Most of what I see on Mastodon is personal: people sharing things, trying to land jokes, having brief conversations. Refreshingly absent is self-promotion, posturing, and snarky quote tweets. People will always have things to promote and egos to feed, but I think the platform has a critical underlying role.

And I’m touchy about online platforms.

Internet-wise, I’m unapologetically transient. I made a Facebook account back when it required an educational email address, but deleted it many years ago. I’ve never had an Instagram or TikTok account. My long-dormant Flickr account is finally gone. Behind the scenes I’ve replaced Dropbox1 and Google Apps with file syncing and email services that prioritize privacy. I deleted my Twitter account recently and only wandered into Mastodon later when I was looking into microblogging. I reviewed just about every one of my Amazon purchases at one point, complete with photos, and wrote a decent number of Yelp reviews—all of which I deleted.

My only regret in all that was not saving a contemplative review of a “deluxe” staple remover, which was one of my best and most absurd.

I’ve always had a general unease about these services, a low-level nagging that something is wrong. Most others don’t seem to share this reluctance or anxiety, and here I am thinking about it again.

The problem with expression on for-profit platforms is that it’s ultimately commercial speech.

You can think of it as personal speech, just exchanging thoughts and messages that are yours, but in every case—as we’ve heard repeatedly—you’re the product. You’re feeding the content machine that sells ads or subscriptions or products that benefit someone else who’s inclined to get more out of you. More attention, more engagement, more effort creating content to win positive reinforcement. It always felt that way to me; a pressure to write more reviews, grow an audience, achieve some level of prestige. I don’t have a problem with any of these things, I have a problem feeding the content machine to help sell ads or support the company’s goals.

Maybe you don’t have a problem with this. The benefit outweighs whatever issues you may see or ignore. I have a choice to support Mark Zuckerberg or Elon Musk, and for me it’s an easy choice. It’s also easy for me to get behind Tim Cook and products that (mostly) represent careful design and support personal health and privacy rather than exploit personal information for profit.

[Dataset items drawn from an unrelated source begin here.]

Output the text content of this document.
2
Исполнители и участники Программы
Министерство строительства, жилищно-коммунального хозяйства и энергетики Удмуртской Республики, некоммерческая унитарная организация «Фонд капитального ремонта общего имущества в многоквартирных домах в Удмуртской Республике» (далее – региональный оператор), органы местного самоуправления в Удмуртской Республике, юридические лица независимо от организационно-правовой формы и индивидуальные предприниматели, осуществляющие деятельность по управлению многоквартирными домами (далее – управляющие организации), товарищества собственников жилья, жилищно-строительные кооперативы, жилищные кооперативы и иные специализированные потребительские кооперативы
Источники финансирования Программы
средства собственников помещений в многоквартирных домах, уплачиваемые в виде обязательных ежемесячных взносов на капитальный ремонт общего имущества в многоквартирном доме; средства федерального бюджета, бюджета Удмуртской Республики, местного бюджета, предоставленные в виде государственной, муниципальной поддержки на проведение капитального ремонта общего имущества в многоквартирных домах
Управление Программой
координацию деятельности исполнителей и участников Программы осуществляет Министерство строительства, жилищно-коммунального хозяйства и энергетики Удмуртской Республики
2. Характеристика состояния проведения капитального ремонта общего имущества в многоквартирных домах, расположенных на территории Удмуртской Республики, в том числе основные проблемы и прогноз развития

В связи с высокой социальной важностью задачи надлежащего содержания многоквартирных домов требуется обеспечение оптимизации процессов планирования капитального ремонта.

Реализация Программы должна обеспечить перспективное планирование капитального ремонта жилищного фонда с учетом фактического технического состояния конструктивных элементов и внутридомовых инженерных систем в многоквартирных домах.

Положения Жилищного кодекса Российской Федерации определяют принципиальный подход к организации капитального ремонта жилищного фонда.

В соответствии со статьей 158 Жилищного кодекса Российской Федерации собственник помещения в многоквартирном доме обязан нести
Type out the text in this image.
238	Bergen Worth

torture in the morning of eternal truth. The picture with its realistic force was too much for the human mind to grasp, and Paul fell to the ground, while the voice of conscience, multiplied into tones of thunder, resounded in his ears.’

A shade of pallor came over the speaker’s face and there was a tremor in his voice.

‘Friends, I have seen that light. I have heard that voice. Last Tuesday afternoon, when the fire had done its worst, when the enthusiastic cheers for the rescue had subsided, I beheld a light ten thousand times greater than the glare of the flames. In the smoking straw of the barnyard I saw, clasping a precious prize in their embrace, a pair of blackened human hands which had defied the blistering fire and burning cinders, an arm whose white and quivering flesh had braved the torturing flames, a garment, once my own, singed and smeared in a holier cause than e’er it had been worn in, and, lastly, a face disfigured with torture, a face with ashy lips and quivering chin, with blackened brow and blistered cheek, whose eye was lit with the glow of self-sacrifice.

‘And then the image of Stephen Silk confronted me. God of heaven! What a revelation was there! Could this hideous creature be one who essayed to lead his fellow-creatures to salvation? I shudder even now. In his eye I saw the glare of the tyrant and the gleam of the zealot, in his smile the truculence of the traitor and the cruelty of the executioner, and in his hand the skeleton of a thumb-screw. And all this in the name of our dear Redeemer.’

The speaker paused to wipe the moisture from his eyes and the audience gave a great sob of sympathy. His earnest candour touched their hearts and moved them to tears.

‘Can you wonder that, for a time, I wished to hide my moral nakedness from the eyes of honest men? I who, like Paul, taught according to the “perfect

Obviously these people don’t need my money or attention, I just want to be deliberate about where I spend my finite amount of resources and time.

I’d rather support someone that’s generously running a Mastodon server for strangers than a massive company looking to monitize human interaction and profit from nudges to peoples’ behavior.

I’d rather my words be personal. Mine. For your consideration, disregard, enjoyment, or whatever they mean to you. But never to exploit your attention, or persuade you that you need someone else’s product or service that I’m not personally eager to tell you about. Certainly never to pull your attention into a platform that will use it for profit.

There’s a place for promotion and commercial speech, but not in my personal interactions. That personal space is not for sale.

Mastodon is a place organized by developers and volunteers for personal speech. That’s important.

Footnotes

  1. Dropbox doesn’t mine personal information like Google, it just added way too many upsell attempts to what was once the perfect syncing product.